John Ireland speelt een voormalig priester die wat emotionele bagage met zich meedraagt. Hij raakt gebrouilleerd met een labiele Mexicaanse familie, van wie de vader dochter´s liefjes afmaakt en waarvan de zoon ze evenmin allemaal op een rijtje heeft. De priester begint iets met een hoerenmadam, maar ondervindt dat het moeilijk is een nieuwe start te maken, temeer daar hij dus in de clinch ligt met genoemde Mexicaanse familie...

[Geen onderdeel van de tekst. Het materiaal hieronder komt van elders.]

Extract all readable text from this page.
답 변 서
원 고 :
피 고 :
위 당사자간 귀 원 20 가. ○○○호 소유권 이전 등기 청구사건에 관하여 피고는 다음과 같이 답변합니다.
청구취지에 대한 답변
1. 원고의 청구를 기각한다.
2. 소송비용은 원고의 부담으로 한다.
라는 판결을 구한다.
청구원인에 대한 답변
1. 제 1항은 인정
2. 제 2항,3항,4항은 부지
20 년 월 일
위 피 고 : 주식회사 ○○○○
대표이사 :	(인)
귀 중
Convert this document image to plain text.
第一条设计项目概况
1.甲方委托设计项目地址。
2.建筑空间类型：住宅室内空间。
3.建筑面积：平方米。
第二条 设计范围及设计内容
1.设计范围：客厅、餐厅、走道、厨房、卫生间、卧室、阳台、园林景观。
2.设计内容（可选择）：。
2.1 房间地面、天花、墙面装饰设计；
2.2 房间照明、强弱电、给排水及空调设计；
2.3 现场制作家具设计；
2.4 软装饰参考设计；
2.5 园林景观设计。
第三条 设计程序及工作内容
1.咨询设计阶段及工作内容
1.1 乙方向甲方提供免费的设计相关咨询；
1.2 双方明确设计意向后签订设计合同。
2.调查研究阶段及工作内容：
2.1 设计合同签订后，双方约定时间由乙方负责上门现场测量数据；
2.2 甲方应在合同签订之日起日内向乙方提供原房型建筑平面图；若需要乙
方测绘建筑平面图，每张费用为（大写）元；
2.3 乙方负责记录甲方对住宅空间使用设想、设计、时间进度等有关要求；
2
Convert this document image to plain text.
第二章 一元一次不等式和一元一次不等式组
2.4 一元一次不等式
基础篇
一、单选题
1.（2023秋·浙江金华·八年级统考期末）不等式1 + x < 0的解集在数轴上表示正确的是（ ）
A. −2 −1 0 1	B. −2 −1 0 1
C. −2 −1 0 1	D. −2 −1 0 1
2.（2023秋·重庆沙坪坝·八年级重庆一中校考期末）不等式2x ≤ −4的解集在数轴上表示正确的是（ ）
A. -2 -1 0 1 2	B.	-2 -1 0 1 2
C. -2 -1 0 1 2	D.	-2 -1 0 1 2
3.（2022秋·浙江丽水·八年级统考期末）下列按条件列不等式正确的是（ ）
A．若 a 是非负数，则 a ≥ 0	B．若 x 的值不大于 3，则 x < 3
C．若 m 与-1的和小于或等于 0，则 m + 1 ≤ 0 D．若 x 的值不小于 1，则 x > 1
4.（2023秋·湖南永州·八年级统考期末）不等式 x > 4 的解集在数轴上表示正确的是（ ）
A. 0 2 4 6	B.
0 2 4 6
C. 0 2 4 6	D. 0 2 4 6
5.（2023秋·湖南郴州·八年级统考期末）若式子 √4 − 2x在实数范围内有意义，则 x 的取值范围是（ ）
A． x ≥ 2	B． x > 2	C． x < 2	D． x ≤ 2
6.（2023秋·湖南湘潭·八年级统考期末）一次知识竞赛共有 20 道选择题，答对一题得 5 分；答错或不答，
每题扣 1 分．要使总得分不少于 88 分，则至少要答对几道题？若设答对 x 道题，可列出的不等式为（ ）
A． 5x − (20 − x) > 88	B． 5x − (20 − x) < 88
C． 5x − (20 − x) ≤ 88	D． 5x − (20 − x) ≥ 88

Goedkope western met een onsympathieke antiheld in de hoofdrol. Het concept werkt echter goed. Je weet namelijk dat de man van God alle geboden gaat breken. In bijvoorbeeld Reverendo Colt, toevallig ook van regisseur Klimovsky, is dat wel anders. Maar deze western met priester is gelukkig een stuk pessimistischer van toon. Ireland is aardig op dreef, maar het is Robert Woods die de show steelt; al is het maar om zijn pak in kanariekleuren. Voorts doet de goodkoopheid de film goed. Voor onzinnige versierselen was geen geld en de film is effectief geschoten, ingegeven door een vindingrijkheid doorgaans enkel besteed aan filmmakers met weinig centen.
Een aardige ontdekking, voor mij dan toch, is dat de hit Daddy Cool (1976) van Boney M steunt op een baslijn die rechtstreeks is gejat van Francesco de Masi's muziek voor La Sfida dei MacKenna.